In [150]:
import org.apache.spark.SparkConf
import org.apache.spark.sql.{DataFrame, SparkSession,functions}

val conf = {new SparkConf().setAll(Map("spark.scheduler.mode" -> "FIFO",
      "spark.speculation" -> "false",
      "spark.reducer.maxSizeInFlight" -> "48m",
      "spark.serializer" -> "org.apache.spark.serializer.KryoSerializer",
      "spark.kryoserializer.buffer.max" -> "1g",
      "spark.shuffle.file.buffer" -> "32k",
      "spark.default.parallelism" -> "12",
      "spark.sql.shuffle.partitions" -> "12"
    ))}

    // Initialisation du SparkSession qui est le point d'entrée vers Spark SQL (donne accès aux dataframes, aux RDD,
    // création de tables temporaires, etc., et donc aux mécanismes de distribution des calculs)
val spark = {SparkSession
  .builder
  .config(conf)
  .appName("TP Spark : Preprocessor")
  .getOrCreate}

import org.apache.spark.SparkConf
import org.apache.spark.sql.{DataFrame, SparkSession, functions}
conf: org.apache.spark.SparkConf = org.apache.spark.SparkConf@c15c311
spark: org.apache.spark.sql.SparkSession = org.apache.spark.sql.SparkSession@64a23c0c


In [130]:
val df:DataFrame = spark
      .read
      .option("header", true) 
      .option("inferSchema", "true") // pour inférer le type de chaque colonne (Int, String, etc.)
      .csv("/home/jorge/Documents/Cours/Spark/RepoAdotTPs/data/train_clean.csv")

println(s"Nombre de lignes : ${df.count}")
println(s"Nombre de colonnes : ${df.columns.length}")
df.columns
df.printSchema()
println("\n")
println("Hello World ! from Preprocessor")
println("\n")

// val dfcasted:DataFrame = df
//     .withColumn("goal",$"goal".cast("Int"))
//     .withColumn("deadline",$"deadline".cast("Int"))
//     .withColumn("state_changed_at",$"state_changed_at".cast("Int"))
//     .withColumn("created_at",$"created_at".cast("Int"))
//     .withColumn("launched_at", $"launched_at".cast("Int"))
//     .withColumn("backers_count", $"backers_count".cast("Int"))
//     .withColumn("final_status", $"final_status".cast("Int"))

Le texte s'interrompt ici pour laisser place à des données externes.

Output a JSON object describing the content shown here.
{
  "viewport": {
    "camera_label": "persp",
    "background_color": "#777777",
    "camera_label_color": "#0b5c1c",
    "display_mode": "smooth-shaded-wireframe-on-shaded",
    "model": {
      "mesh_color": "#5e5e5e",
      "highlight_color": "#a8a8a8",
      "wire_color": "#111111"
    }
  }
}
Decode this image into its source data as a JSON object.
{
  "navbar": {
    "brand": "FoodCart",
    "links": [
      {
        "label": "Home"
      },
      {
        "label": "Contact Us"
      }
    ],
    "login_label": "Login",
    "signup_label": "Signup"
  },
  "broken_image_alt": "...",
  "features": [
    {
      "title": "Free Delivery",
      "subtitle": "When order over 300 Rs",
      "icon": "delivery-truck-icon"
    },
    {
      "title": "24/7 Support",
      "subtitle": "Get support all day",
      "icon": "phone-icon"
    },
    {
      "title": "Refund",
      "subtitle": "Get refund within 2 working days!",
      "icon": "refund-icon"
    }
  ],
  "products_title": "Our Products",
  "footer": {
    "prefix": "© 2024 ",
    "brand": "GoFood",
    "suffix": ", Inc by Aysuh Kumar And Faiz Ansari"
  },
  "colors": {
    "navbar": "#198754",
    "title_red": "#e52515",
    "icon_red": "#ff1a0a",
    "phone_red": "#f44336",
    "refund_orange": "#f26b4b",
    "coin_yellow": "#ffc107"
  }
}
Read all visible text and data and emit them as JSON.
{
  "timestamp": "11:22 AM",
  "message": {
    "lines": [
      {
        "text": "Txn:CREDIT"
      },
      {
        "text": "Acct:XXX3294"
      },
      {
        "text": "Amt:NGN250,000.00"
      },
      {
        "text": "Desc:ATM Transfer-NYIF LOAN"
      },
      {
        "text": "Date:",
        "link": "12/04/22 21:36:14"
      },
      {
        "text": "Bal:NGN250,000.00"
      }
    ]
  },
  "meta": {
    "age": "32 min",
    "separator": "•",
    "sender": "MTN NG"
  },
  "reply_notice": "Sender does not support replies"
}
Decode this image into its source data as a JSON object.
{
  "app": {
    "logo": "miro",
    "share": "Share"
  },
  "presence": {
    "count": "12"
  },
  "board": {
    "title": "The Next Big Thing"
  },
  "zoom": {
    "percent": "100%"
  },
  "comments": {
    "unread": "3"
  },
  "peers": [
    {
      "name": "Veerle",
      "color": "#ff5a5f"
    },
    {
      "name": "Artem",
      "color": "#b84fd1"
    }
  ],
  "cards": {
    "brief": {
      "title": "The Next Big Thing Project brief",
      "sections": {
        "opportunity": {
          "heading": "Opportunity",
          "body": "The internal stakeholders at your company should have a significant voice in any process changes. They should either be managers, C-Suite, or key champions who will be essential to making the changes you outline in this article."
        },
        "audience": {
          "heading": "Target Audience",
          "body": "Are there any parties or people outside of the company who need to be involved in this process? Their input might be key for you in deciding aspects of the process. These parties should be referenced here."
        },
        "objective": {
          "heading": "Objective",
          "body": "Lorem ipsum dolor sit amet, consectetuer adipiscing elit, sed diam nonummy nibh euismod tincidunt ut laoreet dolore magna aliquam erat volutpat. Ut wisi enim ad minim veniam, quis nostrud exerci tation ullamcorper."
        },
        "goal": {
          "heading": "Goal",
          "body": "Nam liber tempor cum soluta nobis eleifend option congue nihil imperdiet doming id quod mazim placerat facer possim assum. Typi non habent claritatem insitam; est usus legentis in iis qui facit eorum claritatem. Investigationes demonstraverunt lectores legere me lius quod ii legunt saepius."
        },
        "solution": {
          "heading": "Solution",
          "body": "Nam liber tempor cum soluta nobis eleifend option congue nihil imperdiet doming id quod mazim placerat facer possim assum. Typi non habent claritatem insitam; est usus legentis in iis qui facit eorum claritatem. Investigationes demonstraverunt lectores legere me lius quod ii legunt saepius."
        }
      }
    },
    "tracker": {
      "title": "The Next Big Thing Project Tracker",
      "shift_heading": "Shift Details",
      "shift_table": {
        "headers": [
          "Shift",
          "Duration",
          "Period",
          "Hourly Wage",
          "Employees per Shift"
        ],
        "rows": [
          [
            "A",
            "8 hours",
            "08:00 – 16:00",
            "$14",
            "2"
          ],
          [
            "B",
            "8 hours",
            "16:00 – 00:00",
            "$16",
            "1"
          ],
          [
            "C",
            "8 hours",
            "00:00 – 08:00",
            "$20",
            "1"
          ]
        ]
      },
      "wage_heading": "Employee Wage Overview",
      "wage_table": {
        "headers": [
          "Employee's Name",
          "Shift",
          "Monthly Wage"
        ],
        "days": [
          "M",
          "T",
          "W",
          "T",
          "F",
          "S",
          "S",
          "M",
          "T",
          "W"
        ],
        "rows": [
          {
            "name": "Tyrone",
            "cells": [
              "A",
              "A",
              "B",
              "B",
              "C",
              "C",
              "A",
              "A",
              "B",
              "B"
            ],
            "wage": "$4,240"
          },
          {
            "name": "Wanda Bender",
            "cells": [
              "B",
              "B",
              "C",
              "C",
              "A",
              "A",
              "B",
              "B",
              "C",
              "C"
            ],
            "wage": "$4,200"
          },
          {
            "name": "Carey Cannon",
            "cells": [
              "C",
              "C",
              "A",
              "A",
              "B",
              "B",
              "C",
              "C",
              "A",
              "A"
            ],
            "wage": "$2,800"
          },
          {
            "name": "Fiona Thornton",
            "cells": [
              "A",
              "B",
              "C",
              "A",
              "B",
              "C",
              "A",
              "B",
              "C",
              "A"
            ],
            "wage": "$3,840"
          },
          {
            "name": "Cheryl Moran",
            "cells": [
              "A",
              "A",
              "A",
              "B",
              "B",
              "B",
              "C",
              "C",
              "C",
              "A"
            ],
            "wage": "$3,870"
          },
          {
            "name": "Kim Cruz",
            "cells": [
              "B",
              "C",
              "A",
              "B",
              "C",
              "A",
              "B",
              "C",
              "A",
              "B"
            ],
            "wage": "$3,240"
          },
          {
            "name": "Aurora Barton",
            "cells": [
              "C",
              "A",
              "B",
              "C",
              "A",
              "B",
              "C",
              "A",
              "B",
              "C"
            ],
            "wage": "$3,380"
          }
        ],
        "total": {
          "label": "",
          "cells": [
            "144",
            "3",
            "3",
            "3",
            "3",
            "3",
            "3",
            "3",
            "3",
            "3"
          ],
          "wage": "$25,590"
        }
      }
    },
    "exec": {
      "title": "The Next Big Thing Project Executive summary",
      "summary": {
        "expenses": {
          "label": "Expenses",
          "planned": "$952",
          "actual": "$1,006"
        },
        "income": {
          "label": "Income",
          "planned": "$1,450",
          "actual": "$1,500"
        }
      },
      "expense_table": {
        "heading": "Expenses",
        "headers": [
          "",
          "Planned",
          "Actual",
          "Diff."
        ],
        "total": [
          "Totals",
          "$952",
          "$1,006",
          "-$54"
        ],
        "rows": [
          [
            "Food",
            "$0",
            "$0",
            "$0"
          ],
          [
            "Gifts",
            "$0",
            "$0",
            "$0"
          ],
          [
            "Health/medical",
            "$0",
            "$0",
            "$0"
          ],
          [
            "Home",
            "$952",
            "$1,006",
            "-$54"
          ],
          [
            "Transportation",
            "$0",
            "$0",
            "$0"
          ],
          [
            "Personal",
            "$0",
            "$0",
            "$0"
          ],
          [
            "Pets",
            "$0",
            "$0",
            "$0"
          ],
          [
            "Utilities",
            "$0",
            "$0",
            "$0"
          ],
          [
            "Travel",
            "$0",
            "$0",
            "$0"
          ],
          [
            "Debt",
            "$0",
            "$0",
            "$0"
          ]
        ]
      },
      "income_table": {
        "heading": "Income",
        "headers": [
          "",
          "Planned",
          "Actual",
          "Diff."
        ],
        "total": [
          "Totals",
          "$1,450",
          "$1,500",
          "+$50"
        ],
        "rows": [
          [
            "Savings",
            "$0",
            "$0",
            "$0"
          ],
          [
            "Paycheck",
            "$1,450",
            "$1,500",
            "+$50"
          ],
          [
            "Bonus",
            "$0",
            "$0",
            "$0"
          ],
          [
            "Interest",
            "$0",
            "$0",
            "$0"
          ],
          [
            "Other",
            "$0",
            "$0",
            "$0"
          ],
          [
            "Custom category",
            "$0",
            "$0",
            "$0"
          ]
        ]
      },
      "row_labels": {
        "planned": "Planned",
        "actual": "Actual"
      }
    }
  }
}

val dfCasted: DataFrame = df
  .withColumn("goal", $"goal".cast("Int"))
  .withColumn("deadline" , $"deadline".cast("Int"))
  .withColumn("state_changed_at", $"state_changed_at".cast("Int"))
  .withColumn("created_at", $"created_at".cast("Int"))
  .withColumn("launched_at", $"launched_at".cast("Int"))
  .withColumn("backers_count", $"backers_count".cast("Int"))
  .withColumn("final_status", $"final_status".cast("Int"))

dfCasted.printSchema()



Nombre de lignes : 108129
Nombre de colonnes : 14
root
 |-- project_id: string (nullable = true)
 |-- name: string (nullable = true)
 |-- desc: string (nullable = true)
 |-- goal: string (nullable = true)
 |-- keywords: string (nullable = true)
 |-- disable_communication: string (nullable = true)
 |-- country: string (nullable = true)
 |-- currency: string (nullable = true)
 |-- deadline: string (nullable = true)
 |-- state_changed_at: string (nullable = true)
 |-- created_at: string (nullable = true)
 |-- launched_at: string (nullable = true)
 |-- backers_count: integer (nullable = true)
 |-- final_status: integer (nullable = true)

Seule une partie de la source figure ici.